I've been searching for quite some time for a web site for St. Joe's and was happy to come across one tonight.
I am not sure if there is a historian or if anyone is interested in stories from years ago. If so, here is a brief family history.
My parents, Salvatore and Rose Marie Lardizzone, married in St. Joe's Church in April of 1950. My brother, sister, and I were baptized there. My brother and I received our Communion and Confirmation at St. Joe's. I attended school there from 1957 to Nov. '62, my brother from '59 to Nov. '62. My parents bought a house in L.I. in '62 and we moved from Evergreen Ave., Brooklyn. My sister was 4 at the time.
One of the nuns would put on an annual show for the Bishop when he visited. One year I was a clown in the chorus (4th grade) and the following year I was a ballerina (5th grade). If I remember correctly the nun's name was Sr. Maria Concetta. My brother & I were cadets and participated in the annual marching competition. There is really only one student I remember. Her name is Edith Ciro. I've tried to locate her on Facebook, but to no avail.
I became a special education teacher 11 years ago.
I am sure the school and parish has been through some changes since the 50s. If there is any information you could share about the school or the nuns, I would love to hear it. Some where in my files I still hold dear my St. Joseph Patron School report cards.
Thank you in advance,
Anna M. (Lardizzone) Kearney

St. Barbara, Bushwick

The mailing address of the parish of St. Barbara is 138 Bleeker St., Brooklyn NY 11221, telephone 718-452-3660.  .
Leonard Eppig, a brewer, it is said, had a daughter Barbara and son Leonard. About 1905-1910, he gave generously to the construction of St. Barbara's parish and nearby St. Leonard's. Far more important to me, however, is that my mother-in-law was baptized in this parish, her wedding to Bob was here in 1930, and my wife and her aunts also received Baptism here. I think Eppig and his generation called this neighborhood Bushwick, but many call it Ridgewood.

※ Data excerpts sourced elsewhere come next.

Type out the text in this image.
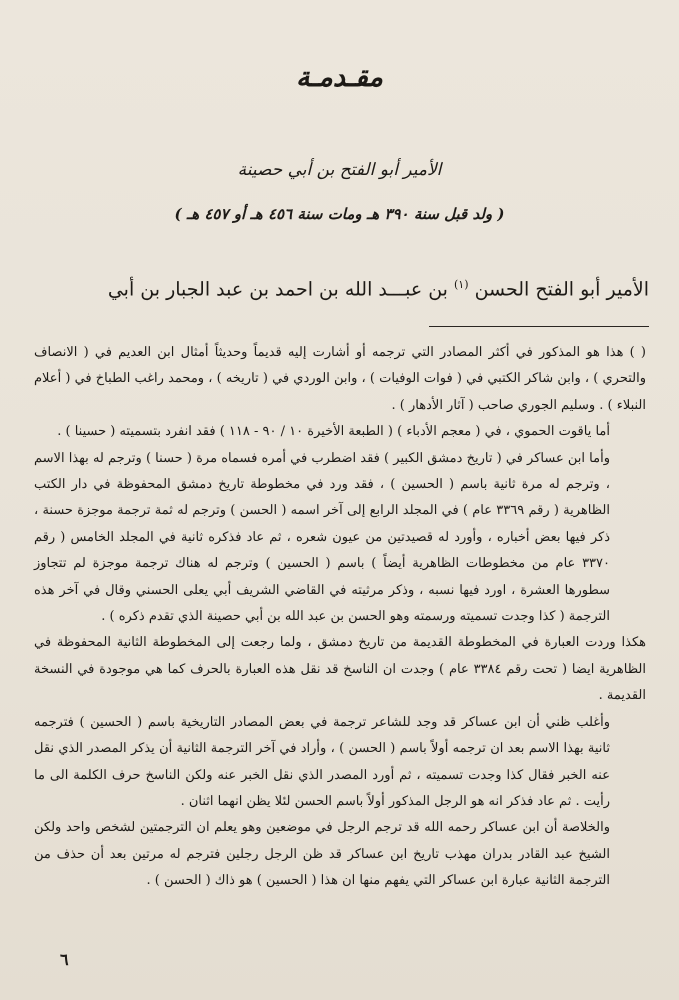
مقـدمـة
الأمير أبو الفتح بن أبي حصينة
( ولد قبل سنة ٣٩٠ هـ ومات سنة ٤٥٦ هـ أو ٤٥٧ هـ )
الأمير أبو الفتح الحسن $^{(١)}$ بن عبـــد الله بن احمد بن عبد الجبار بن أبي

( ) هذا هو المذكور في أكثر المصادر التي ترجمه أو أشارت إليه قديماً وحديثاً أمثال ابن العديم في ( الانصاف والتحري ) ، وابن شاكر الكتبي في ( فوات الوفيات ) ، وابن الوردي في ( تاريخه ) ، ومحمد راغب الطباخ في ( أعلام النبلاء ) . وسليم الجوري صاحب ( آثار الأدهار ) .

أما ياقوت الحموي ، في ( معجم الأدباء ) ( الطبعة الأخيرة ١٠ / ٩٠ - ١١٨ ) فقد انفرد بتسميته ( حسينا ) .

وأما ابن عساكر في ( تاريخ دمشق الكبير ) فقد اضطرب في أمره فسماه مرة ( حسنا ) وترجم له بهذا الاسم ، وترجم له مرة ثانية باسم ( الحسين ) ، فقد ورد في مخطوطة تاريخ دمشق المحفوظة في دار الكتب الظاهرية ( رقم ٣٣٦٩ عام ) في المجلد الرابع إلى آخر اسمه ( الحسن ) وترجم له ثمة ترجمة موجزة حسنة ، ذكر فيها بعض أخباره ، وأورد له قصيدتين من عيون شعره ، ثم عاد فذكره ثانية في المجلد الخامس ( رقم ٣٣٧٠ عام من مخطوطات الظاهرية أيضاً ) باسم ( الحسين ) وترجم له هناك ترجمة موجزة لم تتجاوز سطورها العشرة ، اورد فيها نسبه ، وذكر مرثيته في القاضي الشريف أبي يعلى الحسني وقال في آخر هذه الترجمة ( كذا وجدت تسميته ورسمته وهو الحسن بن عبد الله بن أبي حصينة الذي تقدم ذكره ) .

هكذا وردت العبارة في المخطوطة القديمة من تاريخ دمشق ، ولما رجعت إلى المخطوطة الثانية المحفوظة في الظاهرية ايضا ( تحت رقم ٣٣٨٤ عام ) وجدت ان الناسخ قد نقل هذه العبارة بالحرف كما هي موجودة في النسخة القديمة .

وأغلب ظني أن ابن عساكر قد وجد للشاعر ترجمة في بعض المصادر التاريخية باسم ( الحسين ) فترجمه ثانية بهذا الاسم بعد ان ترجمه أولاً باسم ( الحسن ) ، وأراد في آخر الترجمة الثانية أن يذكر المصدر الذي نقل عنه الخبر فقال كذا وجدت تسميته ، ثم أورد المصدر الذي نقل الخبر عنه ولكن الناسخ حرف الكلمة الى ما رأيت . ثم عاد فذكر انه هو الرجل المذكور أولاً باسم الحسن لئلا يظن انهما اثنان .

والخلاصة أن ابن عساكر رحمه الله قد ترجم الرجل في موضعين وهو يعلم ان الترجمتين لشخص واحد ولكن الشيخ عبد القادر بدران مهذب تاريخ ابن عساكر قد ظن الرجل رجلين فترجم له مرتين بعد أن حذف من الترجمة الثانية عبارة ابن عساكر التي يفهم منها ان هذا ( الحسين ) هو ذاك ( الحسن ) .

٦
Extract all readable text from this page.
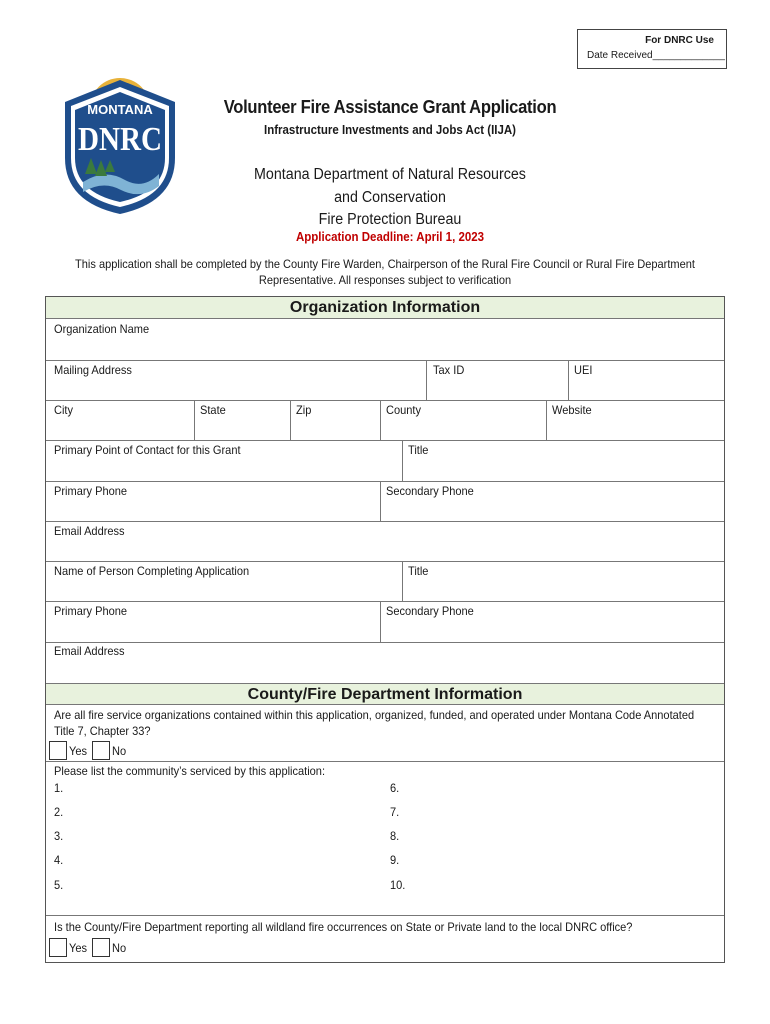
For DNRC Use
Date Received_____________
MONTANA
DNRC
Volunteer Fire Assistance Grant Application
Infrastructure Investments and Jobs Act (IIJA)
Montana Department of Natural Resources
and Conservation
Fire Protection Bureau
Application Deadline: April 1, 2023
This application shall be completed by the County Fire Warden, Chairperson of the Rural Fire Council or Rural Fire Department
Representative. All responses subject to verification
Organization Information
Organization Name
Mailing Address	Tax ID	UEI
City	State	Zip	County	Website
Primary Point of Contact for this Grant	Title
Primary Phone	Secondary Phone
Email Address
Name of Person Completing Application	Title
Primary Phone	Secondary Phone
Email Address
County/Fire Department Information
Are all fire service organizations contained within this application, organized, funded, and operated under Montana Code Annotated
Title 7, Chapter 33?
Yes No
Please list the community’s serviced by this application:
1.
2.
3.
4.
5.
6.
7.
8.
9.
10.
Is the County/Fire Department reporting all wildland fire occurrences on State or Private land to the local DNRC office?
Yes No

The school, long staffed by the Dominican Sisters of Amityville, closed in 1973, during an era when the people of Bushwick suffered from fires deliberately set in residences. Much has been rebuilt since, and the parish remains an active help in the community.

Patrick Charles Keely

According to the AIA Guide to New York City, Patrick Charles Keely designed several Brooklyn Catholic churches:
St. Anthony of Padua, 1875, on Manhattan Avenue at Milton Street, Greenpoint. St. Charles Borromeo, 1869, at Sidney Place and Aitkin Place, Brooklyn Heights. St. John, 1870, on Lewis Avenue. St. Mary's Star of Sea, 1870, at 471 Court St., Cobble Hill. St. Patrick, 1856, at Kent Avenue and Willoughby Avenue. St. Peter, 1860, at the corner of Hicks St. and Warren St., Brooklyn Heights.
From McNamara's Blog, an excellent summary of Patrick Charles Keely's work is linked here.

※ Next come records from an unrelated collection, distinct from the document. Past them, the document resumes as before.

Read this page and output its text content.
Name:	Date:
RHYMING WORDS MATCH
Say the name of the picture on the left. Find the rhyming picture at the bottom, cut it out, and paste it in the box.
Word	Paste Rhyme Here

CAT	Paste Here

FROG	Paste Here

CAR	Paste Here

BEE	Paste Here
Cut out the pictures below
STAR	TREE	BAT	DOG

Most Holy Trinity, Williamsburg

The website of Most Holy Trinity parish seems down, but the Facebook page is HERE. The parish address is 138 Montrose Avenue, Brooklyn NY 11206, telephone 718-384-0215.
The AIA Guide suggests that Most Holy Trinity church may have been inspired by the Abbaye aux Hommes in Caen, Normandy. The street view looks east on Montrose Avenue. The second view looks east from Lorimer Street, across the two ballfields of Frances Hamburger Sternberg Park to the church. A link to the Abbaye aux Hommes here.
The parish website gave a history of the parish school, which closed in 2013.
Also please see this article on McNamara's Blog.
And this article from the New York Daily News of 12.7.2011. It includes an excellent interior photo and a capsule history.

Assumption parish, Brooklyn Heights

Assumption of the Blessed Virgin Mary church is at 55 Cranberry Street, just west of Cadman Plaza and the entrance to the Brooklyn Bridge. The mailing address is 64 Middagh Street, Brooklyn NY 11201, phone 718-625-1161. The parish website is linked here.
The parish school closed in 1962. Please see the parish website for an excellent history of the parish. When the parish was first established in 1842, the church was built at the corner of York and Jay Streets. Decades later, that site was seized by eminent domain for the construction of Manhattan Bridge.